Ok, having read all the replies in the thread:
@Dalabudz; it's great you have an approach that works for you, as long as you are training your self-awareness, anything works.
@linkzelda; your singular view of effort just doesn't stick given the example of natural lucid dreamers who expend little to no effort and are have nightly lucidity rates, see also oneironauts such as Hukif and Naiya who trained lucidity and now achieve similar results with very little effort. Also, I just disagree on the matter of affirmation specificity, both practically and efficacy, in fact I doubt the wording matters at all in comparison with the importance of prospective memory, awareness, intent, recall (a result of increased dream awareness, really). There are lucid dreamers who try less hard than you or I who achieve significantly higher results. It's the fundamentals of awareness and memory that ultimately matter. Dismissing people as 'lazy' seems to take a rather dim view of things (I'm massively lazy!)

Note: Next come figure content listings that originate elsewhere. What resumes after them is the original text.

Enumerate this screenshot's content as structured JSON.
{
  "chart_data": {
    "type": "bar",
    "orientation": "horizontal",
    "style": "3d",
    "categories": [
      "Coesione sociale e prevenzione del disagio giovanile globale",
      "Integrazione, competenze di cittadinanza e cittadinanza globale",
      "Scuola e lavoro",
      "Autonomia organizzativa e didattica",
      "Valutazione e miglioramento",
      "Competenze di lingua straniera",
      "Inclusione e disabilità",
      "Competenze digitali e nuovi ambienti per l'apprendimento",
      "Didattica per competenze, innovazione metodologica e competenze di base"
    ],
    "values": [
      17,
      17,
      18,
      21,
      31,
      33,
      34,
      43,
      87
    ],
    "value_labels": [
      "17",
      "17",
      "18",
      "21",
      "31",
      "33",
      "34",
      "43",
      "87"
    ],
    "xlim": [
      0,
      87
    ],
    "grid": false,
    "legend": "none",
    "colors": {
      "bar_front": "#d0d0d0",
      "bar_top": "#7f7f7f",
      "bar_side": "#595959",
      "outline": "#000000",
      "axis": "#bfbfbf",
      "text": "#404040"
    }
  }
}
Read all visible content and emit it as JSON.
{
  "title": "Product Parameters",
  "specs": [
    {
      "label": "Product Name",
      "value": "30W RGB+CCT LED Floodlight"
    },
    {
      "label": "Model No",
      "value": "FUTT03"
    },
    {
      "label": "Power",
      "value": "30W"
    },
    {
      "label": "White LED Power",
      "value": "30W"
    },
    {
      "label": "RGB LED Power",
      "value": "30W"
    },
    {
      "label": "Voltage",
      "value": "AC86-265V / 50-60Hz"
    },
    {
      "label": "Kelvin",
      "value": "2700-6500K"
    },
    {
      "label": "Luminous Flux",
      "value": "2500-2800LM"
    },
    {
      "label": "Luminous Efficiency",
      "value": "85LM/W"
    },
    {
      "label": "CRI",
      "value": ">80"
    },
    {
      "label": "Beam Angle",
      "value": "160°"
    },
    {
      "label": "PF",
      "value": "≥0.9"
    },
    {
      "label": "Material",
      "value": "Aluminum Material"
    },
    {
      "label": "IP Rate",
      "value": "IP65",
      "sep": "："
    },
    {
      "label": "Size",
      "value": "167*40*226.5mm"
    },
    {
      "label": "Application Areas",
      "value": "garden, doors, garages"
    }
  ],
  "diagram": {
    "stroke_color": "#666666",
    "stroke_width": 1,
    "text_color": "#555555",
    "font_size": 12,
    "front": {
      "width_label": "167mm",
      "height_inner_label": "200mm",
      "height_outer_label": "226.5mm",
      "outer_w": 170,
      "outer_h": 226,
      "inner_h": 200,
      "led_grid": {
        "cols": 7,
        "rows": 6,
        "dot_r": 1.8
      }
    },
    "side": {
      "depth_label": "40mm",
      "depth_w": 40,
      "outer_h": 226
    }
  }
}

Oh, and behavioural psychology and conditioning, and hypnosis and the unconscious, isn't the be-all and end-all of human psychology. I'd recommend practising something other than hypnosis, which is a rather inefficient way of training self-awareness (based as it is on inducing a state of liminal awareness, compared to meditation, RCs and ADA that heighten awareness).
People like Kingyoshi don't become lucid from randomly RCing in the dream based on a habit built in waking life, he has trained himself to be intimately aware of the different phenomena of waking and dream and how they feel. Contrary to MILD leading to a 'random' realisation without RCing, it is a testament to the strength of MILD in training awareness and memory. My best DILDs are when I know as soon as the dream begins that it is a dream, because it feels like a dream. At the very highest level of lucid dreaming RCing becomes largely unnecessary because the realisation is that full, stabilisation an afterthought because you are already pouring your attention into the dream. I do not believe that self-hypnosis teaches that kind of self-awareness (at least in my experience, I would be very interested in hearing more about how you use it).
@Zoth; an important issue you raised there in prospective memory, one I have to confess I've neglected as one of the less glamorous aspects of lucid dreaming.